New York Times hires its first social media editor
LONDON - The New York Times has named Jennifer Preston its first "social media editor", a new role aimed at expanding and promoting the 157-year-old newspaper on sites such as Twitter, Facebook, YouTube and Digg.
Preston is a New York newspaper veteran with 25 years' experience and former Times regional editor.
Her role will entail working closely with the Times newsroom, its editors, reporters and bloggers to help them use social media to find sources, contacts and information, to gather and break news, and above all, get tweeting.
The Times said Preston will encourage staff to engage readers on a number of social media platforms, such as Facebook, YouTube, Flickr and Digg.
In an internal staff memo, the Times said: "[An] awful lot of people are finding our work not by coming to our homepage or looking at our newspaper but through alerts and recommendations from their friends and colleagues.

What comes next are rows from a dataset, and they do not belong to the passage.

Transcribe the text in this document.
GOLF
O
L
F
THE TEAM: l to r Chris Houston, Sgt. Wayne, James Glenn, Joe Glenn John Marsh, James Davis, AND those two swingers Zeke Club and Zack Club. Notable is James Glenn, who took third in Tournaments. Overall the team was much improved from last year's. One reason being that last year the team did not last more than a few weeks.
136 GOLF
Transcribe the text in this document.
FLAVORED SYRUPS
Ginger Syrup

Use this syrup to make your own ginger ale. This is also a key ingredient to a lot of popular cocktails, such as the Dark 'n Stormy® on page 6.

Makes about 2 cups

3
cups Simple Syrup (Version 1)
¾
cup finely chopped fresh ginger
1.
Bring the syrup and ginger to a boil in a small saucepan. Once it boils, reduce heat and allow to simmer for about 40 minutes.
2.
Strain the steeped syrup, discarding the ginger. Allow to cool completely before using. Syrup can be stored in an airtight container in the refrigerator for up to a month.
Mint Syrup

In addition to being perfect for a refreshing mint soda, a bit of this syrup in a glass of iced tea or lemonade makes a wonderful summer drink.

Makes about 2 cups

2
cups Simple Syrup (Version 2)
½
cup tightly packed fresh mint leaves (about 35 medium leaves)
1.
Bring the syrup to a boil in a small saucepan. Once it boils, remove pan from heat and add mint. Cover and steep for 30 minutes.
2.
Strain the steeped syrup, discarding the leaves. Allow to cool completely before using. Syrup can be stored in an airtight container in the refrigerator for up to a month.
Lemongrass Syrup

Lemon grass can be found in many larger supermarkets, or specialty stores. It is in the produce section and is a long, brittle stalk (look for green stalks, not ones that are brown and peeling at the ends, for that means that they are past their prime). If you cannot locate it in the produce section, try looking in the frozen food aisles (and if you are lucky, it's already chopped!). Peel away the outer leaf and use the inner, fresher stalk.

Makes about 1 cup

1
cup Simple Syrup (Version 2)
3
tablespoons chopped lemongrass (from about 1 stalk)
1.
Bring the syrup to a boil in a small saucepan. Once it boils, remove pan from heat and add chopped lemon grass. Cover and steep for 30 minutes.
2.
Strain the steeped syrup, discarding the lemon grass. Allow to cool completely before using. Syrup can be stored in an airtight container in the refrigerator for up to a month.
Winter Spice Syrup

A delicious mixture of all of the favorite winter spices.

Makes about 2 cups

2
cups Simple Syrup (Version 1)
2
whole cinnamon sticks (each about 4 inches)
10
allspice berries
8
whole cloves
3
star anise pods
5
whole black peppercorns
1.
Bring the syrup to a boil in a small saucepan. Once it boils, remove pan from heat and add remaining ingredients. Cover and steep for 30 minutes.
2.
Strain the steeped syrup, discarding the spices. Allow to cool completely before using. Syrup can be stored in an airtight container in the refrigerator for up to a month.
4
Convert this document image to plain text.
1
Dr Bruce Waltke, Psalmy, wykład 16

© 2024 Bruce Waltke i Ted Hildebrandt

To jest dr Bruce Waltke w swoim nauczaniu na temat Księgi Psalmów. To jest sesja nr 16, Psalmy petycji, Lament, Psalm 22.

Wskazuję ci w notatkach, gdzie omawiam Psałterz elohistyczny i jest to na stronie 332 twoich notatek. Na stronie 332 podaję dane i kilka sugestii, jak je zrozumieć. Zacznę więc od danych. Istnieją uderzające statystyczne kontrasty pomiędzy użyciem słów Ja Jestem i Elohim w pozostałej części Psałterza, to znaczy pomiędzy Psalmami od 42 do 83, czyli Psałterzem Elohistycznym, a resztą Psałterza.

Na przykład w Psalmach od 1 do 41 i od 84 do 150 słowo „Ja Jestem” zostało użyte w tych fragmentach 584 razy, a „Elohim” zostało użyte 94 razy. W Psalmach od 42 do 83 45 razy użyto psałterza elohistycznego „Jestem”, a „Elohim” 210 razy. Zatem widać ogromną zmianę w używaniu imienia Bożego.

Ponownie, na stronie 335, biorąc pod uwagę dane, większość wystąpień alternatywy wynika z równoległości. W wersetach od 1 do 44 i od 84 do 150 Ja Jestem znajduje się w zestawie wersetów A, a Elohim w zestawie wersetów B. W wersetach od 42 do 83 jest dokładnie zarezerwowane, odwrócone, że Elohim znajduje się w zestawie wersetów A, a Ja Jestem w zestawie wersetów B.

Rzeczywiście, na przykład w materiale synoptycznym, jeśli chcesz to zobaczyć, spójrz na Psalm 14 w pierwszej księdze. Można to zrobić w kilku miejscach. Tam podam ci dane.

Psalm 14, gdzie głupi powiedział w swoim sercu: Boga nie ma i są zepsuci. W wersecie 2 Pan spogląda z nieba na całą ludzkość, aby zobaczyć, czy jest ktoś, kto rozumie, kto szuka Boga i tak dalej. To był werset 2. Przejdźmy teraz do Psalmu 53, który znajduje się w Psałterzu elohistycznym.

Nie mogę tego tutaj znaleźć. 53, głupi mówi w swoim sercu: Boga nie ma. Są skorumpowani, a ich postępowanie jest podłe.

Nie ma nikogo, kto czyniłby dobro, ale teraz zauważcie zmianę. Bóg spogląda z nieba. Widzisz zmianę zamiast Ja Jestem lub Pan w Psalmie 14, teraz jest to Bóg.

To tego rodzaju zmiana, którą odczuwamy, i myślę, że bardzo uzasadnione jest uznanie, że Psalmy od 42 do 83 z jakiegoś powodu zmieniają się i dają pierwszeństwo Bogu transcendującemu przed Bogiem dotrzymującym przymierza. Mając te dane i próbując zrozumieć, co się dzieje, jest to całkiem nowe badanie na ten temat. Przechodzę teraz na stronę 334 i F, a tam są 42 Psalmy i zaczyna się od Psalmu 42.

"So we ought to learn how to reach those people effectively and serve them well."
The social media editor has been busy on Twitter since signing up, her first Tweet reading: "Hi, I'm the NYT's new social media editor. More details later. How should @nytimes be using Twitter?"
So far Preston has amassed over 2,500 followers and has been busy talking back and forth with them, exchanging a number of suggestions.
However, the Times newsroom is no slouch when it comes to Twitter, the company publishes over 100 Twitter feeds, many on a personal and anecdotal level such as the posts from media reporter Brian Stelter.
The Times also recently launched a Digg-like TimesWire, a real-time streaming feed of news stories that updates every minute.
The role of the social media editor will also include a small amount of policing, or making sure newsroom staff are not damaging the paper's reputation online.
Preston's appointment comes days after Times staff were lambasted for discussing details of a closed door editorial meeting on Twitter.
The Times' liberal adoption of social networking has differed from some of its competitor's ideologies, such as Bloomberg, which has severely cracked down on its employees' activities online.